Pablo Escobar "quería ser, a un tiempo, el contrabandista y el gran señor"

Pero Matar a Pablo es también un reportaje sobre cómo Ronald Reagan primero, y George Bush padre después, colocaron en el centro de sus prioridades la guerra contra la droga y la destrucción de los grandes narcos que llenaban su país de cocaína. Bowden explica cómo ambos presidentes utilizaron el poder estadounidense para ejercer una influencia extraordinaria en Gobiernos débiles como los colombianos. Exigían que estos extraditaran a traficantes aunque no fueran de nacionalidad estadounidense y planearon incluso utilizar su ejército para matarlos en el extranjero. Escobar lo consideraba una humillación: al mismo tiempo que sobornaba o intentaba matar a la élite política y judicial del país, la denunciaba por mostrarse débil con el imperialismo yanqui y escribía páginas sobre la decadencia democrática de Latinoamérica. "Para el último trimestre de 1989, Pablo Escobar tenía cuarenta años. Era uno de los hombres más ricos del mundo y quizá el criminal más célebre. Ya no era un objetivo de las autoridades policiales, sino un objetivo militar".
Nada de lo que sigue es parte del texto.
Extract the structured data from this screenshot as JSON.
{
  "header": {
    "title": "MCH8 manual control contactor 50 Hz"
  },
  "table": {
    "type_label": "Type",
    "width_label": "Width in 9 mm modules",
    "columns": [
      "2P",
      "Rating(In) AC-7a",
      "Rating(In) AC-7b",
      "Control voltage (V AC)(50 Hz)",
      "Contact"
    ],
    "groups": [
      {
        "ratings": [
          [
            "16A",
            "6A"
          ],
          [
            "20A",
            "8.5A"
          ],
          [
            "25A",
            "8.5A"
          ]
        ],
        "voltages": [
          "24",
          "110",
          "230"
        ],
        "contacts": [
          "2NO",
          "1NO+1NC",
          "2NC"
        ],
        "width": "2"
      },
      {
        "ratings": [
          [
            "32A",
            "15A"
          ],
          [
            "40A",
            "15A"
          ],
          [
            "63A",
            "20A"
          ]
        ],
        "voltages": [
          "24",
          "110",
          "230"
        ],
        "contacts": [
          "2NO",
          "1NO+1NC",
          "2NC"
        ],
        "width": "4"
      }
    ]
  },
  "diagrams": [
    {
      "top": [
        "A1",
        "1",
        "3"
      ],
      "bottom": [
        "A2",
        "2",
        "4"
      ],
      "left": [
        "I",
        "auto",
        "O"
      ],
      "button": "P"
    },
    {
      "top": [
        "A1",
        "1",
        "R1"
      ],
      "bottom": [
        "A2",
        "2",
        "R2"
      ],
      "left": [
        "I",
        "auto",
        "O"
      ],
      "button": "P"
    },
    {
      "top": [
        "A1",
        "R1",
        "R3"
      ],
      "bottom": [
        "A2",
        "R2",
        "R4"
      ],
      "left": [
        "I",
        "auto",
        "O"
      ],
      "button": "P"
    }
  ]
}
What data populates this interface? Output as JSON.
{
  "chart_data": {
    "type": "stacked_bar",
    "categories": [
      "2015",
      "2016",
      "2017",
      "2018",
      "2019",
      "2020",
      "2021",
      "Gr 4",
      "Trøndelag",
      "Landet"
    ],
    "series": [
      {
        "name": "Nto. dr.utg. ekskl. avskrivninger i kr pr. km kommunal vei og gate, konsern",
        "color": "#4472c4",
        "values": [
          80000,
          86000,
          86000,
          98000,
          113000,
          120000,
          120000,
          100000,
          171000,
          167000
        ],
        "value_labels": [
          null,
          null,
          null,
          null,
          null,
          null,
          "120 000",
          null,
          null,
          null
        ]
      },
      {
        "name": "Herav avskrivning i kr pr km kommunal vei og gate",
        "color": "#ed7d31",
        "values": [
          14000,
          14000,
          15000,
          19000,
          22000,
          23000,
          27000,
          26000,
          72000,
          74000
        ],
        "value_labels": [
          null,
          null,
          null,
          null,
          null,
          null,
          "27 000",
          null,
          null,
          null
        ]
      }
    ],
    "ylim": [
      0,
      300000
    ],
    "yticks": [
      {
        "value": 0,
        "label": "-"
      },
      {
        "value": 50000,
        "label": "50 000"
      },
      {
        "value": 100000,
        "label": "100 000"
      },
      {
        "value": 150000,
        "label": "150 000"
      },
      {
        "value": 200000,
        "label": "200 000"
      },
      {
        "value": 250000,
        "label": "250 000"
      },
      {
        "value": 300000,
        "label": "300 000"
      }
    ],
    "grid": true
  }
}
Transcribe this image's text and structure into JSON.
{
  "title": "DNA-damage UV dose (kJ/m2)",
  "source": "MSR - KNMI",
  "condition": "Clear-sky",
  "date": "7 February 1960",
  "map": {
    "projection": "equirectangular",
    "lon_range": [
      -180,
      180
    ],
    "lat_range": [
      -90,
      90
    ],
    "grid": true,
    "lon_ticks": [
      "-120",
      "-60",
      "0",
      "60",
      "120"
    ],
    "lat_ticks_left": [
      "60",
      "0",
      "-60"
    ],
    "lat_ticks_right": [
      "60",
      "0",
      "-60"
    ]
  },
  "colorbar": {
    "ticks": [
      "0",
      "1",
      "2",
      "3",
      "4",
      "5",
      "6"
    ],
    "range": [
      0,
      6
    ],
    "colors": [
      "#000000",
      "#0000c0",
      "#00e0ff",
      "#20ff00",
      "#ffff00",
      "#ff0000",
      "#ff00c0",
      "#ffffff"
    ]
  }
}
Las doscientas páginas del libro posteriores a esa frase son un pormenorizado y vertiginoso relato de cómo un puñado de íntegros hombres colombianos, apoyados y presionados por agentes de Estados Unidos, elaboraron un plan para atrapar a Escobar que requirió una enorme inversión de tiempo y dinero, recursos militares y tecnológicos y muchos engaños. Y que, como denunciaba con grandilocuencia Escobar, y reconoce Bowden, puso en entredicho la soberanía nacional de Colombia. Fue una auténtica cacería de la que Escobar huía siempre, aunque era una fuga cada vez menos glamurosa. En los últimos años, dice Bowden, “pasaba el tiempo agazapado, contrataba prostitutas, sobre todo adolescentes, para que lo ayudaran a pasar las horas. No eran ya las fastuosas orgías del pasado, pero su dinero y notoriedad le permitían todavía ciertas indulgencias”. Al final, como se sabe, le cazaron. Pero, treinta años después, Colombia sigue sufriendo las consecuencias de aquellos acontecimientos.

Matar a Pablo es un relato rápido y ágil y uno de los mejores retratos de una figura que la cultura popular encumbró: la del narcotraficante millonario y cruel. Aquí, sin embargo, quien aparece es un hombre arrogante, despiadado, pretencioso y despreciable. Pero cuya historia, tan bien contada, resulta adictiva.

Durante los años ochenta, los traficantes de droga adquirieron un extraño prestigio. El consumo de cocaína se había convertido en una muestra de estatus. Y los narcos aparecían en la cultura popular —desde Scarface hasta Corrupción en Miami— como forajidos sin escrúpulos pero con algunos rasgos heroicos. En la realidad, ninguno alcanzó el carácter legendario, y la influencia social, del colombiano Pablo Escobar.